Real-World Context and Implications
Ethical and practical implications: balancing ambition with time management; choosing a path that builds long-term value rather than chasing short-term gains.
Real-world relevance: the discussion ties classroom learning to internships, graduate education, and career advancement.
Foundational principles discussed: environment shaping behavior, daily deliberate practice, early career planning, and the importance of professional networks.
Key Takeaways to Apply Right Now
Manage your environment: choose friends, colleagues, and study cohorts that reinforce your goals.
Use your weekly hours wisely: a typical framework allocates ~168 hours/week, with ~56 hours of sleep and the rest for class, study, and development.

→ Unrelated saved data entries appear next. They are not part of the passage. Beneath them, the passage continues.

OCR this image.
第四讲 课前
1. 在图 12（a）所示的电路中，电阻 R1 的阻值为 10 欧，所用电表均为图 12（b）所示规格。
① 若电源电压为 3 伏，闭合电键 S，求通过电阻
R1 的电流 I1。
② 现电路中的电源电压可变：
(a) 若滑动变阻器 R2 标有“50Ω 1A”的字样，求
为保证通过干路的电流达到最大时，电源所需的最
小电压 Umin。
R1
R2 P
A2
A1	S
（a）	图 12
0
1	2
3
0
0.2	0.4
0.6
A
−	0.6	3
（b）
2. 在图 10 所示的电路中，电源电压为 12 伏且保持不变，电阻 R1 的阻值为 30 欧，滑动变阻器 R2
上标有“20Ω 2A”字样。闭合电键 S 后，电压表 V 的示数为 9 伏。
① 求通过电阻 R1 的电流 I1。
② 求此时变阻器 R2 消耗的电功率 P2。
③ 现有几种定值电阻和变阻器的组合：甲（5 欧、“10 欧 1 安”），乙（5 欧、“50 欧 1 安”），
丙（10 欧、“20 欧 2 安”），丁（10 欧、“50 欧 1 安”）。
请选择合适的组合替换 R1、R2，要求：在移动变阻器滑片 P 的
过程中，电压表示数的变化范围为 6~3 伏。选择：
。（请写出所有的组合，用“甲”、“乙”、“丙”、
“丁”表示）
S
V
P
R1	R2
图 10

Embrace the 14–15 credit load as a baseline for in-class time and plan the remaining hours for studying and internships.
Treat Entrepreneurship as a pathway to expand your skill set, but prioritize corporate readiness unless your goal is to own a business later.
Consider graduate school after gaining 4$–$5$ years of work experience; this timing often aligns with readiness and available opportunities.
Aim for a 4.0$$ GPA by laying a solid foundation during freshman year; this unlocks internships, scholarships, and leadership roles.
Get involved early with student organizations (e.g., FMA) and actively pursue internships (e.g., Lockheed Martin) to build your resume and negotiating power for post-graduation offers.
Stay persistent with applications; repetition costs nothing and can lead to better outcomes over time.
Seek mentorship and maintain strong connections with mentors and peers to access guidance and opportunities.